The burden of malaria parasites in an infected human is an important measure of significant interest for biologic investigation. It is typically characterised by Area Under the malaria parasite growth Curve (AUC). Here we report a study to identify the optimal mathematical method to calculate AUC measuring P. falciparum burden.
Parasitemia counts from 116 individuals inoculated with P. falciparum in the Induced Blood Stage Malaria (IBSM) model [1] were used to characterise parasitemia burden prior to antimalarial treatment. AUC was defined from qPCR patency to treatment (4-7 days post inoculation). Two mathematical approaches were used to calculate AUC: trapezoidal method, or integrating under the log-linear parasite growth curve. Different substitutions were trialled for ND points prior to patency, namely, ignoring the point or substituting 0 or half the limit of detection (32 parasites/mL). Intra-class correlations (ICC) were calculated to investigate consistencies between methods. Associations to other potential measures of burden were explored.

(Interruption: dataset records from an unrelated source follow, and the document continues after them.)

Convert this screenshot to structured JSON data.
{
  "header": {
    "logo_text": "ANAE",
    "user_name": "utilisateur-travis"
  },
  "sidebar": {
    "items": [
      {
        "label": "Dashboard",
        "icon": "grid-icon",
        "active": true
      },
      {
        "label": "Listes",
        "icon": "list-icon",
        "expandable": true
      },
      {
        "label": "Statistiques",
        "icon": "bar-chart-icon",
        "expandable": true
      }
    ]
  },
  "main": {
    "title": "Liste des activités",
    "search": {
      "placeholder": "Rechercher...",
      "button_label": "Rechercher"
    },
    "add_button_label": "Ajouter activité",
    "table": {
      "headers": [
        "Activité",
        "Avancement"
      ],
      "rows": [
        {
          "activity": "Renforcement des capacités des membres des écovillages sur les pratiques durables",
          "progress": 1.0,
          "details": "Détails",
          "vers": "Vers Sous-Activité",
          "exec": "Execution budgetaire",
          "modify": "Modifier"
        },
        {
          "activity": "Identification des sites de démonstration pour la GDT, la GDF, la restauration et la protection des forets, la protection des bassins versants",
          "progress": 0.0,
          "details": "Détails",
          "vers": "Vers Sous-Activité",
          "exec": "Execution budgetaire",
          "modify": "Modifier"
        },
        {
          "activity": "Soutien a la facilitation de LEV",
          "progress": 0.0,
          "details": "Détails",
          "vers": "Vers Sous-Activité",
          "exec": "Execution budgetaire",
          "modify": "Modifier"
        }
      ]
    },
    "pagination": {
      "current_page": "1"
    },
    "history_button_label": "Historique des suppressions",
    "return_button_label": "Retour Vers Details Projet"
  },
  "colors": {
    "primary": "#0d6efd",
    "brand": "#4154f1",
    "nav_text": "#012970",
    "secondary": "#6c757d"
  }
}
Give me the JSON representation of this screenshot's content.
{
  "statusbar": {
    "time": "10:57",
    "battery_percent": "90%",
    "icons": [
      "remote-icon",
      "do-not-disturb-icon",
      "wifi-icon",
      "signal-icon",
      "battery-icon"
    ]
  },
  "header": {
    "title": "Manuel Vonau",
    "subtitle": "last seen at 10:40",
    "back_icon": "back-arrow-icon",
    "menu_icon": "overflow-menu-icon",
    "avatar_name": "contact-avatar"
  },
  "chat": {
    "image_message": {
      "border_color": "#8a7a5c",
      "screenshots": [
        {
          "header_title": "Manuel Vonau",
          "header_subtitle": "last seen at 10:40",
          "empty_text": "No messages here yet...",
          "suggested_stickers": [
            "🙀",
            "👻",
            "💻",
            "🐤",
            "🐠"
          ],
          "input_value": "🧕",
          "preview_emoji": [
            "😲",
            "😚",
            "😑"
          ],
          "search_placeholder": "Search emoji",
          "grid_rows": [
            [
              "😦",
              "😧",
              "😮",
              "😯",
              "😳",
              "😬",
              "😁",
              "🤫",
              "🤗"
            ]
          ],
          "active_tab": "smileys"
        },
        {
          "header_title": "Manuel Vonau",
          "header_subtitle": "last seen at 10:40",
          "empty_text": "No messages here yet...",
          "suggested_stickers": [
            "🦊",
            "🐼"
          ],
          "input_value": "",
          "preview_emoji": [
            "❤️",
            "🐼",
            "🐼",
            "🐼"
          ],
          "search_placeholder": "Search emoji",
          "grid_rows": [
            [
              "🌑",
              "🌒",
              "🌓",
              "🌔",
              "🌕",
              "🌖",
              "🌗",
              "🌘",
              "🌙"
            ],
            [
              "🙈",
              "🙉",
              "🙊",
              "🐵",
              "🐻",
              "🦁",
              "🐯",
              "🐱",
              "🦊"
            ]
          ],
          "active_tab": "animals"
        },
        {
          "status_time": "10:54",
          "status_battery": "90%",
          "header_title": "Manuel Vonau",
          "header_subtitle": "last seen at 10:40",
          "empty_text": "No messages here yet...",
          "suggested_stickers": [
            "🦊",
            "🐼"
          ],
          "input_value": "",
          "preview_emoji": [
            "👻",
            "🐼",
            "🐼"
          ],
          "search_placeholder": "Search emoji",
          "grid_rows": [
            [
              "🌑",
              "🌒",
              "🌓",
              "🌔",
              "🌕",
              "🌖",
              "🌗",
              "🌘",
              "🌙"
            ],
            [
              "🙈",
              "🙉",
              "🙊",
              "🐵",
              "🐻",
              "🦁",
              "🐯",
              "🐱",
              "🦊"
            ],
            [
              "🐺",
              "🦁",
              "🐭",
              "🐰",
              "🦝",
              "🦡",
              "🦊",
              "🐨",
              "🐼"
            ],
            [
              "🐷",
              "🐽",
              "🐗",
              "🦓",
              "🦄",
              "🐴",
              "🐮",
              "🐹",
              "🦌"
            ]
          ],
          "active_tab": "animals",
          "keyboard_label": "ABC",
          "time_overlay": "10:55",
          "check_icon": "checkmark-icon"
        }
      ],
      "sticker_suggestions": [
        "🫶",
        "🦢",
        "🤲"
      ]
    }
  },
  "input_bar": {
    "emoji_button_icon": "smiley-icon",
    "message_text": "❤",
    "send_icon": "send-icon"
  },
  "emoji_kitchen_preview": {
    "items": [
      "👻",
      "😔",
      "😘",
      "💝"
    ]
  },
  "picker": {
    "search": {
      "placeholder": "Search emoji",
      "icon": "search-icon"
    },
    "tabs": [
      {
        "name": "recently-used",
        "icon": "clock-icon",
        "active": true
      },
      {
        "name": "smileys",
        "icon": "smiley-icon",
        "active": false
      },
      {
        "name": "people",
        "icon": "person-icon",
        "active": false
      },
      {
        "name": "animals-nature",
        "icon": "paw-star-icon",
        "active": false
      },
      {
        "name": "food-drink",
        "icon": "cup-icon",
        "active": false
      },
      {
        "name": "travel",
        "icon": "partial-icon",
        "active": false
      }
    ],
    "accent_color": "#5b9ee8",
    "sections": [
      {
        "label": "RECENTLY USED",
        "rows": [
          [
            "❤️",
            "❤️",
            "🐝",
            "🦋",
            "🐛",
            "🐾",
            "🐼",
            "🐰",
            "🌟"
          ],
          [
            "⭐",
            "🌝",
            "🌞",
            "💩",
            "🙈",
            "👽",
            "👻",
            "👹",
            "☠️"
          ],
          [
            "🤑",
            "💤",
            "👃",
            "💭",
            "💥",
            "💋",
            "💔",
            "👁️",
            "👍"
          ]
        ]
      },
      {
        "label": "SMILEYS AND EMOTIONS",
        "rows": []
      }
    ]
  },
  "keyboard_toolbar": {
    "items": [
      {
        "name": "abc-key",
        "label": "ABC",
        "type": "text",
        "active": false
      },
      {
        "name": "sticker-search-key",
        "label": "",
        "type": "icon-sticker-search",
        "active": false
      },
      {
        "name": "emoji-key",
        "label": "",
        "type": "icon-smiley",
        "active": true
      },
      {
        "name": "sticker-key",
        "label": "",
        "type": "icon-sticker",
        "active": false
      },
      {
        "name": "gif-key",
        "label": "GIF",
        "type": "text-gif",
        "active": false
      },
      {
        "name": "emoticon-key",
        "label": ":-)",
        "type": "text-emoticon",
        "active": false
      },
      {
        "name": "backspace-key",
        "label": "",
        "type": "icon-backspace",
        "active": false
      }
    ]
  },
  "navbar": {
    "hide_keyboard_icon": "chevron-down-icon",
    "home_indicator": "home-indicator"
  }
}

All methods differed numerically (logically, paired t-tests). ICC values were high (ICC>0.8) indicating that each method measures parasite burden similarly. Correlations were weak between parasite growth rate and AUC (r<0.35), and reasonable with peak parasitemia (0.7<r<0.9), suggesting that AUC is a separate measure of infection to the other widely used measure, growth rate, but more similar to peak parasitemia.
Our analysis indicates that either integrating the log-linear growth curve or the trapezoidal method with zero substituted for leading ND are acceptable methods for calculating AUC. Parasite growth rate, if available, can be integrated to derive AUC. The high ICCs imply this AUC is measuring a similar quantity to the trapezoidal measures, making it a promising choice for the measure of parasite burden. Future work would include investigating associations of AUC methods to immunological markers and simulation studies to discern an ‘ideal’ AUC measure.